Conducting research is difficult because it requires participation by families in the ICU at a time when they are stressed and distracted, Boss said. Further, the mission of an ICU is medical, and saving lives has to remain the clear priority.
"Multiple studies of both patients and families show they have some form of post-traumatic stress disorder from being in the ICU, and the question is can we help alleviate and reduce that or make that go away by better attending to the family," she said. "There is promise. But we don't yet know enough to say whether there are important enough outcomes that we should require all ICUs to do this."
For patients and their families, however, there is no question. Peters said families can help doctors decide what care to provide if they have all the information and support, and that would reduce everyone's stress even if the patient dies.
Eileen Rubin, who started a patient advocacy group after spending time in an ICU for a life-threatening respiratory illness, agreed.
Just over 20 years ago Rubin, who lives near Chicago, developed acute respiratory distress syndrome, in which fluid builds up in the lungs after a trauma and cause difficulty breathing. It kills up to half of those diagnosed with the affliction.
Her family was given little information about her condition. There was no consideration of what Rubin, who was in a medically induced coma for weeks, would want.

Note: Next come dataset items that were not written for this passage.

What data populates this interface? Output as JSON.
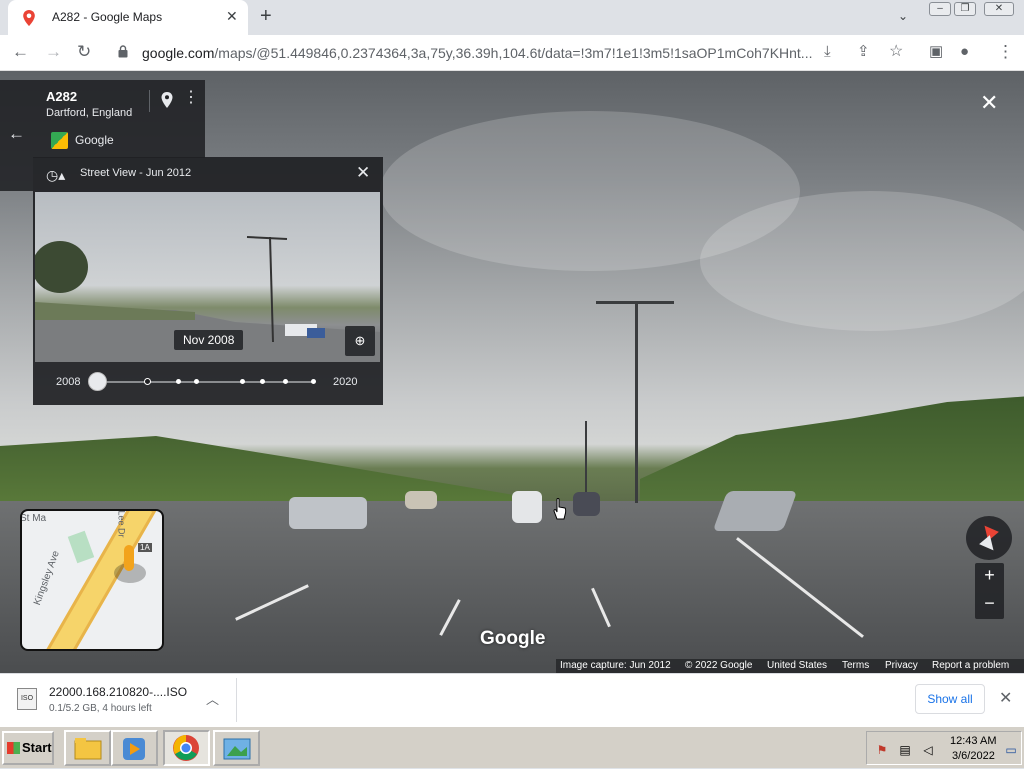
{
  "browser": {
    "tab_title": "A282 - Google Maps",
    "tab_close": "✕",
    "new_tab": "+",
    "url_host": "google.com",
    "url_rest": "/maps/@51.449846,0.2374364,3a,75y,36.39h,104.6t/data=!3m7!1e1!3m5!1saOP1mCoh7KHnt...",
    "window_controls": [
      "minimize",
      "restore",
      "close"
    ]
  },
  "place_card": {
    "title": "A282",
    "subtitle": "Dartford, England",
    "provider": "Google"
  },
  "time_travel": {
    "header": "Street View - Jun 2012",
    "thumbnail_date": "Nov 2008",
    "start_year": "2008",
    "end_year": "2020",
    "selected_index": 0
  },
  "minimap": {
    "labels": [
      "Kingsley Ave",
      "Lee Dr",
      "St Ma"
    ],
    "badge": "1A"
  },
  "watermark": "Google",
  "footer": {
    "capture": "Image capture: Jun 2012",
    "copyright": "© 2022 Google",
    "country": "United States",
    "terms": "Terms",
    "privacy": "Privacy",
    "report": "Report a problem"
  },
  "download": {
    "file_name": "22000.168.210820-....ISO",
    "status": "0.1/5.2 GB, 4 hours left",
    "show_all": "Show all",
    "icon_label": "ISO"
  },
  "taskbar": {
    "start": "Start",
    "apps": [
      "file-explorer",
      "media-player",
      "chrome",
      "image-viewer"
    ],
    "time": "12:43 AM",
    "date": "3/6/2022"
  },
  "colors": {
    "accent": "#1a73e8",
    "panel": "#202124",
    "compass_north": "#ea4335"
  }
}
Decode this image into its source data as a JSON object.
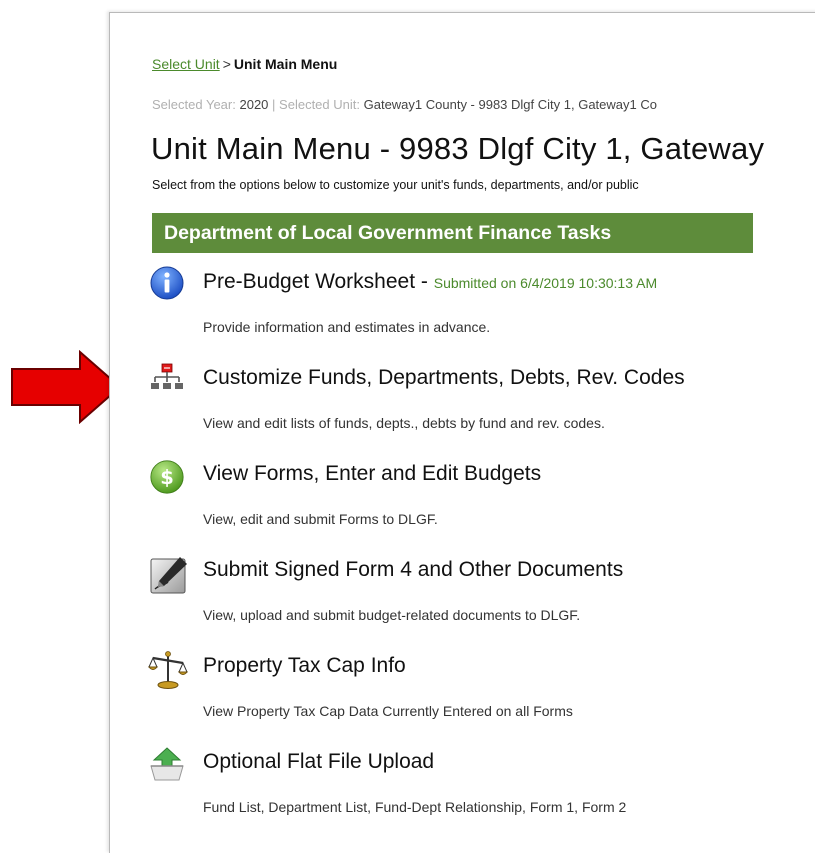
{
  "breadcrumb": {
    "link": "Select Unit",
    "separator": ">",
    "current": "Unit Main Menu"
  },
  "selection": {
    "year_label": "Selected Year:",
    "year_value": "2020",
    "divider": "|",
    "unit_label": "Selected Unit:",
    "unit_value": "Gateway1 County - 9983 Dlgf City 1, Gateway1 Co"
  },
  "page": {
    "title": "Unit Main Menu - 9983 Dlgf City 1, Gateway",
    "subtitle": "Select from the options below to customize your unit's funds, departments, and/or public"
  },
  "section": {
    "header": "Department of Local Government Finance Tasks"
  },
  "tasks": [
    {
      "title": "Pre-Budget Worksheet",
      "status_sep": " - ",
      "status": "Submitted on 6/4/2019 10:30:13 AM",
      "desc": "Provide information and estimates in advance.",
      "icon": "info-icon"
    },
    {
      "title": "Customize Funds, Departments, Debts, Rev. Codes",
      "desc": "View and edit lists of funds, depts., debts by fund and rev. codes.",
      "icon": "org-chart-icon"
    },
    {
      "title": "View Forms, Enter and Edit Budgets",
      "desc": "View, edit and submit Forms to DLGF.",
      "icon": "dollar-icon"
    },
    {
      "title": "Submit Signed Form 4 and Other Documents",
      "desc": "View, upload and submit budget-related documents to DLGF.",
      "icon": "pen-signature-icon"
    },
    {
      "title": "Property Tax Cap Info",
      "desc": "View Property Tax Cap Data Currently Entered on all Forms",
      "icon": "scales-icon"
    },
    {
      "title": "Optional Flat File Upload",
      "desc": "Fund List, Department List, Fund-Dept Relationship, Form 1, Form 2",
      "icon": "upload-box-icon"
    }
  ],
  "colors": {
    "accent_green": "#5e8c3b",
    "link_green": "#4b8a2c",
    "arrow_red": "#e60000"
  }
}
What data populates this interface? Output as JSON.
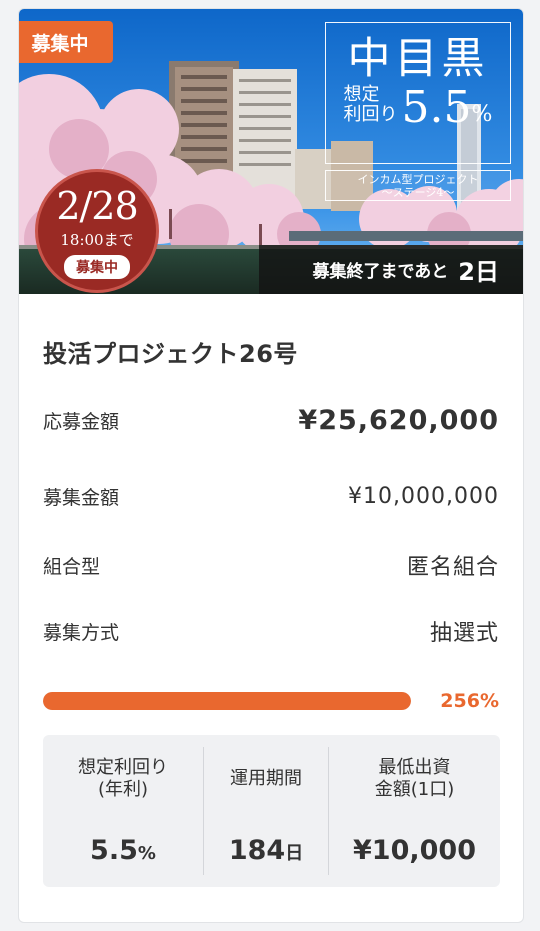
{
  "hero": {
    "tag": "募集中",
    "date": "2/28",
    "time": "18:00まで",
    "status": "募集中",
    "area": "中目黒",
    "yield_label_1": "想定",
    "yield_label_2": "利回り",
    "yield_value": "5.5",
    "yield_unit": "%",
    "subtitle_1": "インカム型プロジェクト",
    "subtitle_2": "〜ステージ4〜",
    "deadline_text": "募集終了まであと",
    "deadline_days": "2日"
  },
  "project": {
    "name": "投活プロジェクト26号",
    "rows": [
      {
        "label": "応募金額",
        "value": "¥25,620,000"
      },
      {
        "label": "募集金額",
        "value": "¥10,000,000"
      },
      {
        "label": "組合型",
        "value": "匿名組合"
      },
      {
        "label": "募集方式",
        "value": "抽選式"
      }
    ],
    "progress_percent": 256,
    "progress_text": "256%"
  },
  "stats": [
    {
      "label_1": "想定利回り",
      "label_2": "(年利)",
      "value": "5.5",
      "unit": "%"
    },
    {
      "label_1": "運用期間",
      "label_2": "",
      "value": "184",
      "unit": "日"
    },
    {
      "label_1": "最低出資",
      "label_2": "金額(1口)",
      "value": "¥10,000",
      "unit": ""
    }
  ],
  "colors": {
    "accent": "#e9682f",
    "badge": "#9a2a24",
    "text": "#333333",
    "panel": "#f0f1f3"
  }
}
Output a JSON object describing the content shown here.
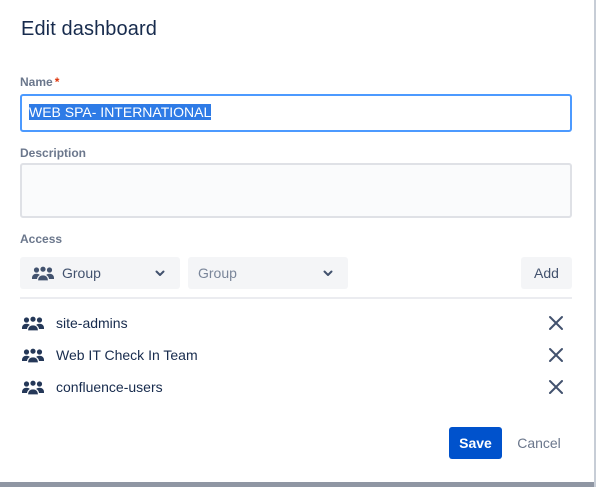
{
  "dialog": {
    "title": "Edit dashboard"
  },
  "name_field": {
    "label": "Name",
    "required_marker": "*",
    "value": "WEB SPA- INTERNATIONAL"
  },
  "description_field": {
    "label": "Description",
    "value": ""
  },
  "access": {
    "label": "Access",
    "type_select": {
      "value": "Group",
      "icon": "people-group-icon"
    },
    "group_select": {
      "placeholder": "Group"
    },
    "add_label": "Add",
    "entries": [
      {
        "name": "site-admins",
        "icon": "people-group-icon"
      },
      {
        "name": "Web IT Check In Team",
        "icon": "people-group-icon"
      },
      {
        "name": "confluence-users",
        "icon": "people-group-icon"
      }
    ]
  },
  "footer": {
    "save_label": "Save",
    "cancel_label": "Cancel"
  },
  "colors": {
    "primary": "#0052cc",
    "focus_border": "#4c9aff",
    "selection": "#2e7be6",
    "required": "#de350b"
  }
}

One of her siblings, a lawyer, was so desperate for answers that she delved on her own into the medical research on the condition.
Rubin went on to help form a patient advocacy group called the ARDS Foundation and provided input on the new ICU guidelines for the Society of Critical Care Medicine, which have since been endorsed by other medical organizations in North America and Europe.
"Initially I think people had low expectations of medical professionals actually addressing your concerns as a patient or family member," she said. "They just didn't do it, and it was not something they cared about much. ... It's been gradual, but I think there has been some change. And we need that. Patients and families need to be included as part of the team."